IDC-Expertentalk

Unternehmen schlecht auf DSGVO vorbereitet

14.12.2017 von Wafa  Moussavi-Amin
Sehr viele Unternehmen haben noch keine Maßnahmen für die Datenschutz-Grundverordnung (DSGVO) angestoßen. Dabei ist das Gesetz auch ein Schlüsselfaktor zur digitalen Transformation. Das ergab ein IDC-Expertentalk zur EU-Datenschutz-Grundverordnung.
  • Einer IDC-Studie zufolge haben 44 Prozent der befragten Unternehmen noch keine Maßnahmen gestartet, 27 Prozent glauben auch nicht, bis zum Stichtag im Mai compliant zu sein.

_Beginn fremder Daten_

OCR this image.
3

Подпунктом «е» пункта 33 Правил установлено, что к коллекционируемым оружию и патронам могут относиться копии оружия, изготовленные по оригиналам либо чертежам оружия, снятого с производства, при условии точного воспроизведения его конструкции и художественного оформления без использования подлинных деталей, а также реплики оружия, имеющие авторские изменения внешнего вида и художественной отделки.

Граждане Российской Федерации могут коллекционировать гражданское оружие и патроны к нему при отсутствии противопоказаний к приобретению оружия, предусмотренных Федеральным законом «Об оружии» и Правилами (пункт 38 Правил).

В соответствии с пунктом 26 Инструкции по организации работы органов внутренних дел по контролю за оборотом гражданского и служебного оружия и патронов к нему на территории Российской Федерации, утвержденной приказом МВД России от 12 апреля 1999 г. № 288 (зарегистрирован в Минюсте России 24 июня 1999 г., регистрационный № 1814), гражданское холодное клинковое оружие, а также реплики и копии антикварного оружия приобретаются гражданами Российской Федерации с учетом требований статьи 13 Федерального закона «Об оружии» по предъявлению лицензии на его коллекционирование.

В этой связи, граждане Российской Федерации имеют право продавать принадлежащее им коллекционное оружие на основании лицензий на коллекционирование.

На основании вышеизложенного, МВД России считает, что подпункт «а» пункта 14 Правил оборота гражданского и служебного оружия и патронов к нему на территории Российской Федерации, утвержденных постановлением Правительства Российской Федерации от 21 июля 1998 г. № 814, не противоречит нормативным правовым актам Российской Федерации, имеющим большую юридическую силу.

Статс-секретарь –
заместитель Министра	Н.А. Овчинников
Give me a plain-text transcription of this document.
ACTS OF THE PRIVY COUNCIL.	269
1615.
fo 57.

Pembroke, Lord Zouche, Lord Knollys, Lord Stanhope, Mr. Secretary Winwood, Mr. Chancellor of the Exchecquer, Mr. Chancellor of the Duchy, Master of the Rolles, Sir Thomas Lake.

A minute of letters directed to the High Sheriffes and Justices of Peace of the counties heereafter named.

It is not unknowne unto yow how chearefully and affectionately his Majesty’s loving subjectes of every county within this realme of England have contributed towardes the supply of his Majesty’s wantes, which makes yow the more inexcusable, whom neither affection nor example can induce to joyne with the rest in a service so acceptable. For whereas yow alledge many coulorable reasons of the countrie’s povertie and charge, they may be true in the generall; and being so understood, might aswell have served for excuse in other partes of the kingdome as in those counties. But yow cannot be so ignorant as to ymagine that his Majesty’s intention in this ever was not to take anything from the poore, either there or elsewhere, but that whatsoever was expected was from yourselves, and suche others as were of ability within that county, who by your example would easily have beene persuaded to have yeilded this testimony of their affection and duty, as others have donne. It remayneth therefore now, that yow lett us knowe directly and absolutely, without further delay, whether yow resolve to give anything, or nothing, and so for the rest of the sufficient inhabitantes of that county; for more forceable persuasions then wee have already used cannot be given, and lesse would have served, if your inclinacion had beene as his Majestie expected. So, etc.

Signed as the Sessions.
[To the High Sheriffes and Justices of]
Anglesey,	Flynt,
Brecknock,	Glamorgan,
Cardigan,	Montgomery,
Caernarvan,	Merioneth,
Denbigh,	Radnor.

  • IDC schätzt, dass Organisationen, die erst jetzt mit der Bewertung ihres DSGVO-Reifgrads beginnen, mindestens neun Monate zu spät starten.
  • Die Umsetzung der DSGVO ist weniger ein Technik-Thema als vielmehr ein Prozess-Thema.
  • Das positive Potenzial der DSGVO: Transparente personenbezogene Daten erleichtern und fördern die Automatisierung vieler Geschäftsprozesse und treiben damit die Digitalisierung voran.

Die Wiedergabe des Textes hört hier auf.